Les deux représentants ont souligné notamment au maire Tremblay que la Ville de Québec reconnaissait déjà depuis quelques années son rôle en cette matière en assumant les coûts reliés à l’accompagnement en loisir des personnes handicapées dans les camps de jour de la ville de Québec. Sept des huit arrondissements ont offert, à l’été 2003, un service d’accompagnement à même leur budget, totalisant 225 000 $. Cette affirmation a semblé surprendre le maire Tremblay.
AlterGo est l’organisme coordonnateur du programme d’accompagnement à Montréal.
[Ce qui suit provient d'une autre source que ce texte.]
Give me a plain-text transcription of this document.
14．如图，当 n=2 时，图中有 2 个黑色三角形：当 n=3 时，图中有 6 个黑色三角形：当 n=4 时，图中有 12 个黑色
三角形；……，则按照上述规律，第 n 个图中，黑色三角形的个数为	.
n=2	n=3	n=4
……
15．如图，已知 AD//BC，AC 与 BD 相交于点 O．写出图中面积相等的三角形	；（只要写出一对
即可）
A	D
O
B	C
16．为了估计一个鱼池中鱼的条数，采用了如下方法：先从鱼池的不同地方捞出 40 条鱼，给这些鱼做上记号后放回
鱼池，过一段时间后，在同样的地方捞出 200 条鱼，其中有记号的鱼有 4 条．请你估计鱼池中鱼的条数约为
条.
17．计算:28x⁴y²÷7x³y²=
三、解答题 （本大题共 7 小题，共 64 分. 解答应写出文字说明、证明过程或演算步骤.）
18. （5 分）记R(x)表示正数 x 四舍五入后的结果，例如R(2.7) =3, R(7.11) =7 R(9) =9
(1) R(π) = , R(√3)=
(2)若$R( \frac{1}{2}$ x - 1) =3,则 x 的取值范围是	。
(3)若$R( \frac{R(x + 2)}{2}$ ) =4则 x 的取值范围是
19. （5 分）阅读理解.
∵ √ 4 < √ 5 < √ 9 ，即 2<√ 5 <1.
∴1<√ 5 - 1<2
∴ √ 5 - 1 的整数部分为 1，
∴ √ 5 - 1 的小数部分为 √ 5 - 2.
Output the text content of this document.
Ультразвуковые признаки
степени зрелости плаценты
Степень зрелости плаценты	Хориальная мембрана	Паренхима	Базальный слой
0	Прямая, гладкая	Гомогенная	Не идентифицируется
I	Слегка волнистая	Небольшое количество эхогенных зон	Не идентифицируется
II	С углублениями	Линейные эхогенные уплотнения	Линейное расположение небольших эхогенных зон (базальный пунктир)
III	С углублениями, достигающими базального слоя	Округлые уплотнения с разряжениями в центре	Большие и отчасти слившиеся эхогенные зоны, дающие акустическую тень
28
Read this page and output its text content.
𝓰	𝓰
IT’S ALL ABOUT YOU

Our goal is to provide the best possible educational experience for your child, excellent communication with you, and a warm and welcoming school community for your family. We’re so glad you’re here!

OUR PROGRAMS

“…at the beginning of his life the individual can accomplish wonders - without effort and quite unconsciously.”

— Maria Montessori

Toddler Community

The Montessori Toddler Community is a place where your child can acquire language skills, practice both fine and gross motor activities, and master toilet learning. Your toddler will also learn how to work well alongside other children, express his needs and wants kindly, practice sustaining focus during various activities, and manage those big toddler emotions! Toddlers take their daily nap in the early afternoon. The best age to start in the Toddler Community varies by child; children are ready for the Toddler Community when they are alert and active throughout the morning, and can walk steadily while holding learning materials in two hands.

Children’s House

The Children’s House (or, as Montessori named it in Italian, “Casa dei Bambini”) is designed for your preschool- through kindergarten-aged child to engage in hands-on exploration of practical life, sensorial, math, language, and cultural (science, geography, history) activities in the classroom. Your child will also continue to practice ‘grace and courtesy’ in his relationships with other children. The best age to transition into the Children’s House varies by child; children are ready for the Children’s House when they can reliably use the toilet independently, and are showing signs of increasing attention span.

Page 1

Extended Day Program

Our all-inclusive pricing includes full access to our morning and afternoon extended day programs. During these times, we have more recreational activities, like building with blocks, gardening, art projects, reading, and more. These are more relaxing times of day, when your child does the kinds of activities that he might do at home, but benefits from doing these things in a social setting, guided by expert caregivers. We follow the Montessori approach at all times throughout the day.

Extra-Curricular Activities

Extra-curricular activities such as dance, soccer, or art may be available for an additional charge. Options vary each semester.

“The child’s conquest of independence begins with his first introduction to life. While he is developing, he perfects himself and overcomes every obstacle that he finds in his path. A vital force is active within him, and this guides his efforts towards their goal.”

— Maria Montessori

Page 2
Les demandes faites au maire Tremblay sont de l’ordre 450 000 $. Ce montant ne couvrirait cependant pas tous les coûts inhérents à l’accompagnement dans les camps de jour de Montréal, qui sont évalués à plus de 1 million $, mais ce serait un pas dans bonne direction.
Il faut rappeler que 2003 a été une année particulièrement difficile pour les personnes handicapées, les organismes et arrondissements participant au programme d’accompagnement en loisir, alors que le budget disponible (300 000 $) n’a permis de répondre qu’à 25 % de leurs demandes (1,2 M$). Pour en savoir plus : www.altergo.net/nouvelles/04_04_2003_01.html
Rendre les bâtiments accessibles
Dans la première partie de cette rencontre avec le maire,
Marie Turcotte, de l’organisme Ex-aequo et cheffe de délégation
du milieu des personnes handicapées, et Sophie Lanctôt,
de la Société Logique, lui ont fait part de leurs
préoccupations quant à la non accessibilité des
bâtiments appartenant à la Ville de Montréal
et de l’importance d’y apporter des améliorations
pour les rendre accessibles. Leur demande pour l’année
2004 se situe à 1 M$. Il s’agit de travaux qui ne
peuvent être intégrés dans le Plan triennal
d’immobilisation de la Ville.
Les suites
Cette rencontre avec le maire Tremblay était une première.
Le maire est maintenant mieux sensibilisé quant aux préoccupations
du milieu des personnes handicapées sur l’accompagnement
en loisir et sur l’accès aux bâtiments de la
Ville de Montréal. Soulignons qu’en juin dernier,
une rencontre de sensibilisation avait eu lieu avec Mme Louise
O’Sullivan Boyne, membre du comité exécutif
et responsable du développement social à la Ville
de Montréal. Au cours des prochaines semaines, nous connaîtrons
davantage les intentions réelles de la Ville quant aux préoccupations émises
par le milieu des personnes handicapées. C’est donc à suivre.